Park Rataje znowu zalewa woda

9 miesięcy temu

Park Rataje jest jednym z największych w Poznaniu i bardzo lubianym przez mieszkańców. Przy niemal każdych opadach deszczu, zwłaszcza w okresie zimowym, gdy ziemia jest zmarznięta i ma problem z przyjmowaniem wód opadowych, a te gruntowe są wysoko, powstaje jednak ten sam problem – zalewanie części terenu.

Woda stoi już nie tylko na dużych obszarach trawników, ale także w grządkach, przy ławkach, na torach skansenu Średzkiej Kolei Powiatowej, w okolicy stawów oraz na terenie placu zabaw.

Mieszkańcy są już… przyzwyczajeni do zalewania parku, choć przyznają, iż nie tak powinno to wyglądać – szczególnie, iż inwestycja kosztowała wiele milionów złotych. O ile wodę stojącą na trawie można uznać, to ta w miejscach, które powinny służyć spacerowiczom przeszkadza.

Za teren parku odpowiada Zarząd Zieleni Miejskiej, jednak jak wyjaśnia przy okazji każdej takiej sytuacji „w gestii ZZM nie leży utrzymanie retencji wód”. Czyje to zadanie? Wód Polskich, a w tej sytuacji wątpliwe jest, by temat zainteresował spółkę. Teren zalewania obszaru wodą nie interesował także spółkę Pzonańskie Inwestycje Miejskie podczas budowy parku. Tłumaczono wówczas, iż okresowe zalewanie niektórych części obiektu zostało przewidziane, z uwzględnieniem m.in. występujących miejscami nieprzepuszczalnych gruntów.

Tymczasem przyrodnicy uważają, iż sytuacja powinna cieszyć mieszkańców.
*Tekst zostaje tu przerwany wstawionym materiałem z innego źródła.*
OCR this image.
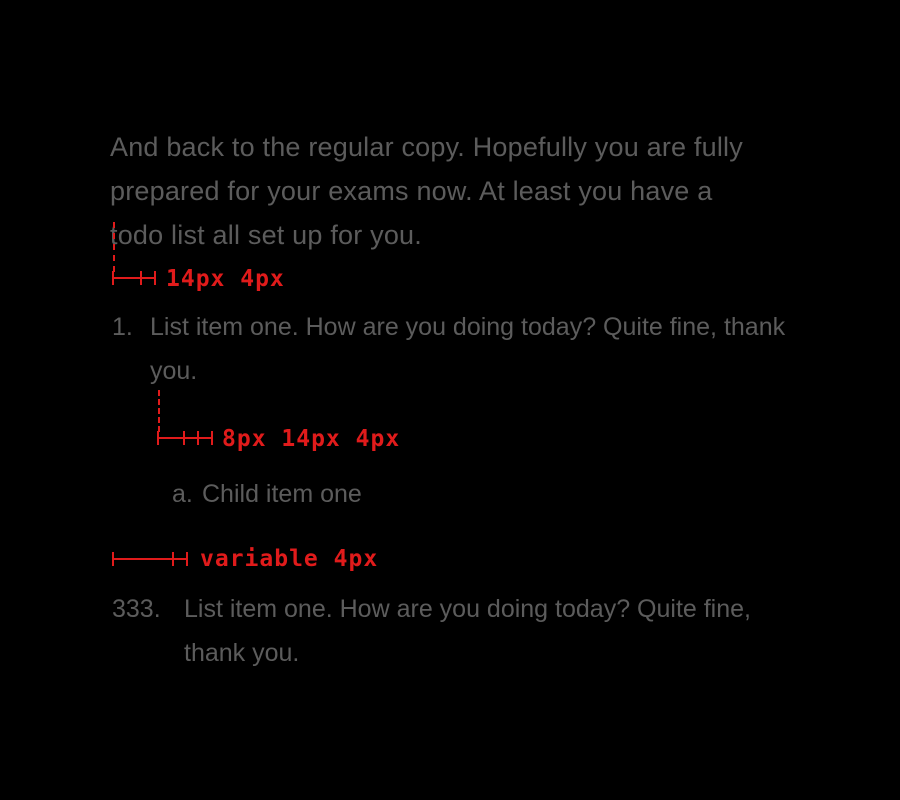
And back to the regular copy. Hopefully you are fully prepared for your exams now. At least you have a todo list all set up for you.

14px 4px
1. List item one. How are you doing today? Quite fine, thank you.
8px 14px 4px
a. Child item one
variable 4px
333. List item one. How are you doing today? Quite fine, thank you.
Choć woda wylewa się ze stawów, to ich zdaniem tworzenie sztucznego drenażu i odprowadzanie wód opadowych nie jest konieczne, ponieważ z każdym kolejnym rokiem, system korzeniowy roślin na terenie parku będzie się rozrastać tworząc naturalny drenaż i pochłaniając większe ilości wody. To szczególnie istotne zwłaszcza mając na uwadze susze, jakie pojawiają się w okresie letnim i spodziewane są w następnych latach.